All Items Guide —Violence District
Last updated: June 21, 2026
How Items Work in Matches
Survivor items in Violence District are single-use or limited-charge tools you bring into a trial through the loadout screen before queueing. Unlike perks—which persist for the entire match and recharge on cooldown—items are consumed when used. You typically carry one item slot alongside three perk slots, so every choice is a trade: offensive utility, information, or sustain.
Items spawn from chests scattered across each map in addition to your pre-selected loadout piece. Chest contents vary by map density and match phase, but Flashlights, Bandages, and Motion Trackers appear frequently enough that scavenging can replace a spent item if you know chest locations. Emblems and Screws unlock items permanently in the lobby store; prices range from one hundred Screws for a Flashlight to three hundred for premium options like Adrenaline Shot.
Using an item requires opening your inventory with Tab on PC or the equivalent on console and mobile, then activating with the interact key while aiming where relevant. Flashlight and Motion Tracker need directional awareness; Bandage channels in place for three seconds. You cannot item-use while being chased at full killer speed without risking interruption—plan usage during chase breaks or while hidden.
Core Item Tier Overview
Bandage sits at the top of nearly every tier list because it heals fifty hit points over three seconds with no teammate required. Fifty HP is exactly one survivor hit from injured back to healthy in standard damage rules, making Bandage the difference between continuing a generator and becoming one-hit down. Cost is one hundred fifty Screws and the item belongs in default loadouts until you have a specialized role.
Flashlight costs one hundred Screws and stuns the killer for approximately two seconds when you land a sustained beam on their vision cone. The stun interrupts attacks, breaks carries in some situations, and enables pallet follow-ups. Skill expression is high: aim matters, and wasting battery on long-range flicks drains charges without value.
Motion Tracker costs two hundred Screws and pulses when killers enter detection range, revealing proximity through audio beeps and visual feedback. It does not show exact killer location like a wallhack—think proximity alarm. Best used while repairing or unhooking to decide whether to commit or leave.
Secondary items—Adrenaline Shot for fifteen-second speed bursts, Shadow Clone decoys, Parrying Dagger blocks—fill niche roles. New players should master the big three before investing Emblems or Screws into situational tools that require matchup knowledge.
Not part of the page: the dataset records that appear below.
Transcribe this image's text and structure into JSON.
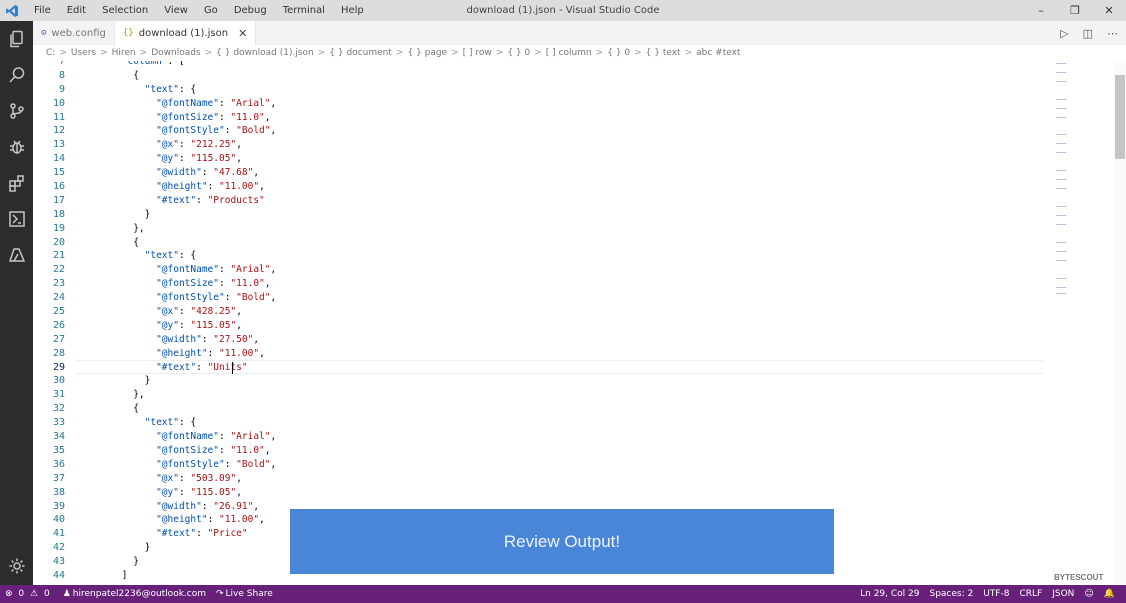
{
  "titlebar": {
    "menu": [
      "File",
      "Edit",
      "Selection",
      "View",
      "Go",
      "Debug",
      "Terminal",
      "Help"
    ],
    "title": "download (1).json - Visual Studio Code"
  },
  "tabs": [
    {
      "label": "web.config",
      "active": false
    },
    {
      "label": "download (1).json",
      "active": true,
      "close": "✕"
    }
  ],
  "breadcrumbs": [
    "C:",
    "Users",
    "Hiren",
    "Downloads",
    "{ } download (1).json",
    "{ } document",
    "{ } page",
    "[ ] row",
    "{ } 0",
    "[ ] column",
    "{ } 0",
    "{ } text",
    "abc #text"
  ],
  "editor": {
    "first_line": 7,
    "current_line": 29,
    "lines": [
      "        \"column\": [",
      "          {",
      "            \"text\": {",
      "              \"@fontName\": \"Arial\",",
      "              \"@fontSize\": \"11.0\",",
      "              \"@fontStyle\": \"Bold\",",
      "              \"@x\": \"212.25\",",
      "              \"@y\": \"115.05\",",
      "              \"@width\": \"47.68\",",
      "              \"@height\": \"11.00\",",
      "              \"#text\": \"Products\"",
      "            }",
      "          },",
      "          {",
      "            \"text\": {",
      "              \"@fontName\": \"Arial\",",
      "              \"@fontSize\": \"11.0\",",
      "              \"@fontStyle\": \"Bold\",",
      "              \"@x\": \"428.25\",",
      "              \"@y\": \"115.05\",",
      "              \"@width\": \"27.50\",",
      "              \"@height\": \"11.00\",",
      "              \"#text\": \"Units\"",
      "            }",
      "          },",
      "          {",
      "            \"text\": {",
      "              \"@fontName\": \"Arial\",",
      "              \"@fontSize\": \"11.0\",",
      "              \"@fontStyle\": \"Bold\",",
      "              \"@x\": \"503.09\",",
      "              \"@y\": \"115.05\",",
      "              \"@width\": \"26.91\",",
      "              \"@height\": \"11.00\",",
      "              \"#text\": \"Price\"",
      "            }",
      "          }",
      "        ]"
    ]
  },
  "overlay": {
    "label": "Review Output!"
  },
  "watermark": "BYTESCOUT",
  "statusbar": {
    "errors": "0",
    "warnings": "0",
    "user": "hirenpatel2236@outlook.com",
    "live_share": "Live Share",
    "position": "Ln 29, Col 29",
    "spaces": "Spaces: 2",
    "encoding": "UTF-8",
    "eol": "CRLF",
    "language": "JSON"
  },
  "colors": {
    "statusbar": "#68217a",
    "activitybar": "#2c2c2c",
    "overlay": "#4a86d8",
    "key": "#0451a5",
    "string": "#a31515"
  }
}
Loadout Pairing with Perks
Items complement perks; they do not replace them. A looping build with Flow State and Quick Recovery still wants Bandage because perks do not restore health. A gen rush build pairs Motion Tracker with Heads Up to leave generators before the killer rounds a corner. A rescue-focused squad member pairs Flashlight with perks like Great Collapse for speed after pallet stuns.
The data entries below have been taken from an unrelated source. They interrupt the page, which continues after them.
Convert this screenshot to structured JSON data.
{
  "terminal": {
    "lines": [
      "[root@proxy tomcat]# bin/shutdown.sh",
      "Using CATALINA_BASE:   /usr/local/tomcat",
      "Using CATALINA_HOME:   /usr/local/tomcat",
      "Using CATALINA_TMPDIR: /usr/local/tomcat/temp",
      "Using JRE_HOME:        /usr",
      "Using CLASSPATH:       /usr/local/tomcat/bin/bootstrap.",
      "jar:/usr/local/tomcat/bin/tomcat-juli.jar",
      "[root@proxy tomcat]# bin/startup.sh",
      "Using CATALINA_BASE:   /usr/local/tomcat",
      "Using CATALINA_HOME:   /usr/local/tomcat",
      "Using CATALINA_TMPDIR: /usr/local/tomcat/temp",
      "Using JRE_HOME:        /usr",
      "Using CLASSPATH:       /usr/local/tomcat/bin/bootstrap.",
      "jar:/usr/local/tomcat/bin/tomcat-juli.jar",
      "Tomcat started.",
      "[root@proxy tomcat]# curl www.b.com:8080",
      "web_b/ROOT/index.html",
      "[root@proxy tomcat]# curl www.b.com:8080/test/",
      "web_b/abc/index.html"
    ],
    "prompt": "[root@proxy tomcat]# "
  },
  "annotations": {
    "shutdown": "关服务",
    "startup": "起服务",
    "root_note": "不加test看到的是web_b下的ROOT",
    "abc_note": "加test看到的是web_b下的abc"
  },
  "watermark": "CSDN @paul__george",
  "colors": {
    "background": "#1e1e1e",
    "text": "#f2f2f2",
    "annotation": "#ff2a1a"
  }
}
Avoid double-stacking redundant effects. Bringing Bandage while running No Pain No Gain and full heal perks wastes a slot unless you expect multiple hits per chase. Similarly, Motion Tracker overlaps partially with Heads Up audio cues—choose one information source if perk slots are tight and use the item slot for sustain instead.
Store purchases are permanent unlocks; you select owned items freely each lobby. Grind Screws through survivor escapes and killer wins. Prioritize Bandage first, then Flashlight or Motion Tracker based on whether you die to chases or ambushes more often. Check our Items Tier List for community-ranked ordering after each patch.
Chest Economy and Team Roles
Chests respawn or remain static depending on map design—Memorize three chest routes per map you queue regularly. After spending your loadout Bandage mid-match, route toward a chest during killer chase downtime elsewhere on the map. Communicate item finds in squad voice: a teammate with spare Flashlight while you are on hooks can win a rescue window.
Assign item roles in five-stacks: one Flashlight holder for saves, one Motion Tracker for gen safety callouts, everyone else Bandage unless someone mains looper and expects constant injury. Public lobbies cannot enforce this, so default self-sufficient Bandage remains the highest win-rate solo choice.
Items interact with killer kits differently. The Cure Silenced debuff disables perks but not items—Bandage during Silenced windows still works. Flashlight versus stealth killers like The Hidden requires visual confirmation, not just tracker beeps. Adapt loadouts in private test lobbies before spending Screws on expensive items you rarely activate.
Frequently Asked Questions
How many items can I bring into a match?
One item from your owned inventory per survivor loadout, plus whatever you loot from chests during the trial.
Do items persist after death?
No. Items are match consumables. If you die with unused charges, they are lost—spend them when they create value for the team.
Which item should I buy first with Screws?
Bandage. Fifty HP self-heal fixes the most common failure state for new survivors: staying injured after a chase.
Can killers destroy items?
Killers cannot delete inventory items directly, but hitting you during Bandage channel cancels the heal. Stow items before re-entering chase range.